Idempotency and Safe Retries
Some tools should be idempotent — calling them multiple times with the same arguments should produce the same result without side effects. This is critical for agent reliability since agents may retry tool calls:
import hashlib
@tool
def create_database_record(table: str, data: dict) -> str:
"""Create a new record in the database.
This operation is idempotent: passing the same data multiple times will not
create duplicate records — it returns the existing record's ID if it already exists.
Args:
table: Target table name
data: Record data as key-value pairs
"""
# Generate a deterministic ID based on the content
content_hash = hashlib.sha256(json.dumps(data, sort_keys=True).encode()).hexdigest()[:16]
try:
# Check if record with this hash already exists
# existing = db.query(f"SELECT id FROM {table} WHERE content_hash = ?", [content_hash])
# if existing:
# return f"Record already exists with ID: {existing[0]['id']} (idempotent)"
# Create new record with content hash for deduplication
# record_id = db.insert(table, {**data, "content_hash": content_hash})

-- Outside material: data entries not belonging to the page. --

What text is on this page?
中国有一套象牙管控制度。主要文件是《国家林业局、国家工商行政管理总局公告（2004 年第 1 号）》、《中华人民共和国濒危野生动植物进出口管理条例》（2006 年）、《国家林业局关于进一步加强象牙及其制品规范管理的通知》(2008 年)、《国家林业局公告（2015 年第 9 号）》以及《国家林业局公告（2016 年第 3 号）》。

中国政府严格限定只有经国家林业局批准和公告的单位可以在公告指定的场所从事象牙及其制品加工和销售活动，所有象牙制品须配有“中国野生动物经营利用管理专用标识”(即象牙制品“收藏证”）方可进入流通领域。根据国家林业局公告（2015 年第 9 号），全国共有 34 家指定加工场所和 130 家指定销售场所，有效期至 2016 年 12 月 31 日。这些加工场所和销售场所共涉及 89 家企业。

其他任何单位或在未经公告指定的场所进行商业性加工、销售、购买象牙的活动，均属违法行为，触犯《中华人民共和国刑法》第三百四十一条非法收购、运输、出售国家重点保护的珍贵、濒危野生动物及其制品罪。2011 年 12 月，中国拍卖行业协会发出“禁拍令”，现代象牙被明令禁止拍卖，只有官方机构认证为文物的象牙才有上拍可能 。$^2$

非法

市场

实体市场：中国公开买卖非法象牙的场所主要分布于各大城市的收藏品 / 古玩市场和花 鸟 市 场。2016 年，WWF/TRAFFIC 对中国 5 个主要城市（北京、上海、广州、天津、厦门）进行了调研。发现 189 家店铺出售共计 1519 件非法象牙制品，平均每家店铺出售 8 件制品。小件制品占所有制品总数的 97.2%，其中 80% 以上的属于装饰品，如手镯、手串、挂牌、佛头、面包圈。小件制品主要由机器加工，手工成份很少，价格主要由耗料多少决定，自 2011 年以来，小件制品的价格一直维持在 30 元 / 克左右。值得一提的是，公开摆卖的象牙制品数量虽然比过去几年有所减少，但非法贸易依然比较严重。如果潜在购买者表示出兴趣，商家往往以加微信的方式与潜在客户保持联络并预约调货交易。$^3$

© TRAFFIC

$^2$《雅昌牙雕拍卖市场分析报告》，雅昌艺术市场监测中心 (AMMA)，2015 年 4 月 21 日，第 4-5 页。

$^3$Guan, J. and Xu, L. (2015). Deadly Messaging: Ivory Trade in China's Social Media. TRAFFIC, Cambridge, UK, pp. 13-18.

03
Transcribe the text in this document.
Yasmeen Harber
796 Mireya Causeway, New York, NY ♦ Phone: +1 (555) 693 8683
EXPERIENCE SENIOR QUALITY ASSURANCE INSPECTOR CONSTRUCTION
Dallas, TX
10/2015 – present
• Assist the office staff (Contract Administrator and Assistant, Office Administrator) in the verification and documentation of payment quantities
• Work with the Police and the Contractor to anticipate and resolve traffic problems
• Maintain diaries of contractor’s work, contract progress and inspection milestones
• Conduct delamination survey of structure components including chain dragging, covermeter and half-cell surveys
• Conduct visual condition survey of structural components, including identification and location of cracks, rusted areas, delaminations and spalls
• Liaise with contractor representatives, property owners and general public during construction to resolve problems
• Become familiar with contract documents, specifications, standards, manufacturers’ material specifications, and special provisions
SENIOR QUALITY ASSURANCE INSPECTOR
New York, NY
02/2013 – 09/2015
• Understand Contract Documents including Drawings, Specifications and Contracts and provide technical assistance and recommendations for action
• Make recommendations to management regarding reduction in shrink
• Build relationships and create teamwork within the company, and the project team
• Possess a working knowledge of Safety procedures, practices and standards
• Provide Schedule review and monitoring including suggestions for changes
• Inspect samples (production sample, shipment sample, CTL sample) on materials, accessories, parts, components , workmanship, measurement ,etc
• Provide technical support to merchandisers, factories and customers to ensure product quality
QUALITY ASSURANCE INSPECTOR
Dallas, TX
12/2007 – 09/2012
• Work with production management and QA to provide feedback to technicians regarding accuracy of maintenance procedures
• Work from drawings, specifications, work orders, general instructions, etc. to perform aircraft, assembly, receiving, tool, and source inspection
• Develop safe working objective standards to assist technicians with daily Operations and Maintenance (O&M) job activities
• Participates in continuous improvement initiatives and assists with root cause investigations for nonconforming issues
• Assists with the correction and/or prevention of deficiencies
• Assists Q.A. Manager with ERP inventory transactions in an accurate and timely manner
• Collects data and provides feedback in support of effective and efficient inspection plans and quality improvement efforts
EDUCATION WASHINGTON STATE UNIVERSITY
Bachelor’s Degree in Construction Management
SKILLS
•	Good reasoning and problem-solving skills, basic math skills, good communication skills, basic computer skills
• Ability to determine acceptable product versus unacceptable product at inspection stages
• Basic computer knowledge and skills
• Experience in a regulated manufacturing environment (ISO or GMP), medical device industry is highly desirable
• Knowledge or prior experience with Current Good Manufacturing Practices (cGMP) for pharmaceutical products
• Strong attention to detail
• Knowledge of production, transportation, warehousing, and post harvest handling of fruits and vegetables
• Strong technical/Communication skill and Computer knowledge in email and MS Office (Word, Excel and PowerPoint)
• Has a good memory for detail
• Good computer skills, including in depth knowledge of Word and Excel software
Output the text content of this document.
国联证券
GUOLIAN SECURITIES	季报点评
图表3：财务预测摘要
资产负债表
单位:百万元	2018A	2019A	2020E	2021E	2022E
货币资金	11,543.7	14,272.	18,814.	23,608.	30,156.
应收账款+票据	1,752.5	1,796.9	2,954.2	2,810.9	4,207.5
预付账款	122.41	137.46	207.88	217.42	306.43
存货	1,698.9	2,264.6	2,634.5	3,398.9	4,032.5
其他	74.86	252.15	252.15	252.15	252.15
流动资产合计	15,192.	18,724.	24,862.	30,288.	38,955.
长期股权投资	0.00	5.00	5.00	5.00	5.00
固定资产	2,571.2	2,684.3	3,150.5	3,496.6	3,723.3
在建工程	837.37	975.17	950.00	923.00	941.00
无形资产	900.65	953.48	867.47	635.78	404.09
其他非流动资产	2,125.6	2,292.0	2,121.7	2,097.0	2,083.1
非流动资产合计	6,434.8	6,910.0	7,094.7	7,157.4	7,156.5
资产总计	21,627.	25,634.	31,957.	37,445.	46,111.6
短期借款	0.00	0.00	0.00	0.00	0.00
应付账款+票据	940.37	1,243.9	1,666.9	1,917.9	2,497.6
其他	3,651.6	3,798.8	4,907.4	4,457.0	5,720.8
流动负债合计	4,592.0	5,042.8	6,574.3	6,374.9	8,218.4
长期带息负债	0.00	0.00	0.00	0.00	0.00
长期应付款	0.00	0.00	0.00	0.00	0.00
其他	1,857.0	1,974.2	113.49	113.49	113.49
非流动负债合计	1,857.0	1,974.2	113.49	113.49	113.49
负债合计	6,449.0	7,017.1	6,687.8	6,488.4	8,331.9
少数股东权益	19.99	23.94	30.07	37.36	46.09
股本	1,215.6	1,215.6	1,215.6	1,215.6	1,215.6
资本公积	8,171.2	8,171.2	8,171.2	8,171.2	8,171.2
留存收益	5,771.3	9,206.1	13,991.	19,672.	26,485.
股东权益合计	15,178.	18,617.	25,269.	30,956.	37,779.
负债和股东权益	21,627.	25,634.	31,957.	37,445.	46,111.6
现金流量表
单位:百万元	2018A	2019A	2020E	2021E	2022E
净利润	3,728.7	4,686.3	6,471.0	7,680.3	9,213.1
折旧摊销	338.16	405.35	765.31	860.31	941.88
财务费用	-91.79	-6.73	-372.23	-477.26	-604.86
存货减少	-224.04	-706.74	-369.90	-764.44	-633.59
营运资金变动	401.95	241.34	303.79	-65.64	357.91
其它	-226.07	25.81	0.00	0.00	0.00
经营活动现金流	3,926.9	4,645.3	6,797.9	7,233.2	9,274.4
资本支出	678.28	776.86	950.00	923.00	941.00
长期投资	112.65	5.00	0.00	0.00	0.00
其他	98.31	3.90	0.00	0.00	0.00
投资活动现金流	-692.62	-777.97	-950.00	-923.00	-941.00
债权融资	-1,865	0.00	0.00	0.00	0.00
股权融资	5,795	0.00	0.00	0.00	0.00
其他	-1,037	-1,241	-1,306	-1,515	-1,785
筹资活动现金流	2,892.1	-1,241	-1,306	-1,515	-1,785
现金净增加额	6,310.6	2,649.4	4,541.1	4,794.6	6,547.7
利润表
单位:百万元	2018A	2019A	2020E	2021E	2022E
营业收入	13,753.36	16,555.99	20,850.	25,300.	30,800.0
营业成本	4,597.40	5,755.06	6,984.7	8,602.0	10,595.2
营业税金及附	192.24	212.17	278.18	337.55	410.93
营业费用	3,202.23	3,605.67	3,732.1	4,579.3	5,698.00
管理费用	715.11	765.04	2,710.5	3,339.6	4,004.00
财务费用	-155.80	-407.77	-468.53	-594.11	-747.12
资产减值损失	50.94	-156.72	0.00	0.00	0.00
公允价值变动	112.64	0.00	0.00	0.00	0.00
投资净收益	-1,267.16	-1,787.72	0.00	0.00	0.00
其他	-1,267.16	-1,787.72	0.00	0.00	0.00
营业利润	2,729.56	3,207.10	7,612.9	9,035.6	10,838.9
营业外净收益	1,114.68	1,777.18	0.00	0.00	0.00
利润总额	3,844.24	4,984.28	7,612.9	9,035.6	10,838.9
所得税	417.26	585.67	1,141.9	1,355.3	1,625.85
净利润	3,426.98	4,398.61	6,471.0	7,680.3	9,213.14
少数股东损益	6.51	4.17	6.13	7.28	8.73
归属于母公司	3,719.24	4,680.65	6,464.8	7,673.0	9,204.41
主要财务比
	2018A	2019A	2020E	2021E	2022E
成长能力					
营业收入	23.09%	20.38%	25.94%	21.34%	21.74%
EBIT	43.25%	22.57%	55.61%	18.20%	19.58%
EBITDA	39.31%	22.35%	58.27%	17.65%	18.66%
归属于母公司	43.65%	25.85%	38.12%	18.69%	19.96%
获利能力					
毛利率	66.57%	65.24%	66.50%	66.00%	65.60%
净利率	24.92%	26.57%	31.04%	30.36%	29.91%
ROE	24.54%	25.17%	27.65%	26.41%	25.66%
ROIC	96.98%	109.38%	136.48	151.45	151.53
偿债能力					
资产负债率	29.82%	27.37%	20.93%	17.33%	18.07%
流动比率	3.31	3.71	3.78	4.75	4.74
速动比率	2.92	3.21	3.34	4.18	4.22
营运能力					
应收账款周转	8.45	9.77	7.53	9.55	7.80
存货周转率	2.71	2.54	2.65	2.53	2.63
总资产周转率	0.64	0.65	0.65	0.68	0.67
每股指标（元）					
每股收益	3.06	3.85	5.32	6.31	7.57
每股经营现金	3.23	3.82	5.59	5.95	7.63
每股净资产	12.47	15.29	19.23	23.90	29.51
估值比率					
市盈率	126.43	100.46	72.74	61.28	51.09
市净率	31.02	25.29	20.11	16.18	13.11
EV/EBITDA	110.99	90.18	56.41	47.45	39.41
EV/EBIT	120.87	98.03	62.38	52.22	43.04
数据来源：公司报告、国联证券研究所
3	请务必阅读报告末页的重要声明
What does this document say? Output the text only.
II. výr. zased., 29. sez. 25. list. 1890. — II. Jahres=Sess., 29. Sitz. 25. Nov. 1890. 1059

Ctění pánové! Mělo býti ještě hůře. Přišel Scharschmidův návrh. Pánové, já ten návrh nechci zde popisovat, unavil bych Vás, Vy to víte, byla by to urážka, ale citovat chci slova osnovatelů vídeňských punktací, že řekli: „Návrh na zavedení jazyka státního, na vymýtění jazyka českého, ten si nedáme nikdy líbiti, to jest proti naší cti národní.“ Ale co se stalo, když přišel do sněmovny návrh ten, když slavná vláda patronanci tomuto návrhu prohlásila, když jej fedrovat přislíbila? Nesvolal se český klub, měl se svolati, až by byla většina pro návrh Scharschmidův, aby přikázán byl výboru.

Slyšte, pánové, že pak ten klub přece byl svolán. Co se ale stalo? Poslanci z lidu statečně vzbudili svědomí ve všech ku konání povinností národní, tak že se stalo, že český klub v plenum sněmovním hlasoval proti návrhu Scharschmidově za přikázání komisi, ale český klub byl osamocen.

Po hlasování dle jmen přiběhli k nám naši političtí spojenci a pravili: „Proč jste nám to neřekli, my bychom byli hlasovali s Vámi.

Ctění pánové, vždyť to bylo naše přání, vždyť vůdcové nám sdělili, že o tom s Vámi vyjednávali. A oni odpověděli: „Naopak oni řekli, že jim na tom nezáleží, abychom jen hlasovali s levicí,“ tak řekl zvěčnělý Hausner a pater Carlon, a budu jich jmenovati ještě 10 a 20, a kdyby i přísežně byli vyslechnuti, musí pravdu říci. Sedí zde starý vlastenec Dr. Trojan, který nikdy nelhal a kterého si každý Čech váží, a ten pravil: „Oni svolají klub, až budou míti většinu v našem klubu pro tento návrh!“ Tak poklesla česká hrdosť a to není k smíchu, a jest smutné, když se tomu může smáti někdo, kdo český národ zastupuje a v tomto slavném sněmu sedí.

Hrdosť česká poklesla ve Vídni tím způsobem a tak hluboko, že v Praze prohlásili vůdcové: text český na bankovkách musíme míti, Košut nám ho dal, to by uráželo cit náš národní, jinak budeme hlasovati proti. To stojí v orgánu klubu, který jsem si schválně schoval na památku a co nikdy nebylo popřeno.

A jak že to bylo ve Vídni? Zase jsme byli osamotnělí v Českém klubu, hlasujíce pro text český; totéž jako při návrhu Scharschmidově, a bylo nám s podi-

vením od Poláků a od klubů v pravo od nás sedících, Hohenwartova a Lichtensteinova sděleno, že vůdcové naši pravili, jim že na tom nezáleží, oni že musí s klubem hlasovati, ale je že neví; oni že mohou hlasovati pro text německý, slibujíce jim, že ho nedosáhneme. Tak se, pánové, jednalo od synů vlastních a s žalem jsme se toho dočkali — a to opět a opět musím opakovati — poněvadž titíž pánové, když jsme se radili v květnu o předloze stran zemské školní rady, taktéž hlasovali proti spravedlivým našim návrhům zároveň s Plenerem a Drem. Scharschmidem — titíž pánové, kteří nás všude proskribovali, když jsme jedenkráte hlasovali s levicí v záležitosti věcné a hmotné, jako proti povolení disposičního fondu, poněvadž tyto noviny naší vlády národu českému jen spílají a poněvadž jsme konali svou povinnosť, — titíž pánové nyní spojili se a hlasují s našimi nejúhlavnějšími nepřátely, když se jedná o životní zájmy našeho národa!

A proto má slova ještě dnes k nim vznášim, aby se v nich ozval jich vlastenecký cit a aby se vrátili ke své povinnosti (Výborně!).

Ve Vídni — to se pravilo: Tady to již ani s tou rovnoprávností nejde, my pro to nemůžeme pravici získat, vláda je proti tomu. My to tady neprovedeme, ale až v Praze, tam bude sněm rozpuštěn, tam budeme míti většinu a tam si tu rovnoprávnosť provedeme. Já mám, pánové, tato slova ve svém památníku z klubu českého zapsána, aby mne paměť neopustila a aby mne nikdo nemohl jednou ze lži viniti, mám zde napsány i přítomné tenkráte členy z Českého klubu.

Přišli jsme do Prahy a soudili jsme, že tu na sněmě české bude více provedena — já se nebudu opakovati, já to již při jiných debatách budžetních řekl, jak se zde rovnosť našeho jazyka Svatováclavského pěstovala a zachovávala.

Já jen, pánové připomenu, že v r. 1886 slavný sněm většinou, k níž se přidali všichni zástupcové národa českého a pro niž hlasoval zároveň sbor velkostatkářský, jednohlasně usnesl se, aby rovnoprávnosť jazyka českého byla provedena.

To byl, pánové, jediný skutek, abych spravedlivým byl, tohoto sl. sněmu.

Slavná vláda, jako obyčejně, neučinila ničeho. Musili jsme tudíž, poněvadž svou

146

record_id = f"rec_{content_hash}"
return json.dumps({"success": True, "record_id": record_id, "created": True})
except Exception as e:
return f"ERROR: Failed to create record: {str(e)}"
Global Tool Error Handler in LangChain
For consistent error handling across all tools in an agent:
from langchain.agents import AgentExecutor
from langchain_core.tools import BaseTool
class SafeAgentExecutor(AgentExecutor):
"""AgentExecutor with centralized tool error handling."""
handle_parsing_errors: bool = True
handle_tool_error: bool = True # Catch tool exceptions and feed as observations
def _run_tool(self, tool: BaseTool, tool_input: str) -> str:
try:
return super()._run_tool(tool, tool_input)
except Exception as e:
# Log the error for monitoring
import logging
logging.error(f"Tool {tool.name} raised exception: {e}", exc_info=True)
# Return as observation so agent can reason about it
return f"Tool execution failed: {type(e).__name__}: {str(e)}"
Robust error handling is what makes the difference between an agent that's impressive in demos and one that's reliable in production. Every tool interaction is an opportunity for failure — design for it explicitly.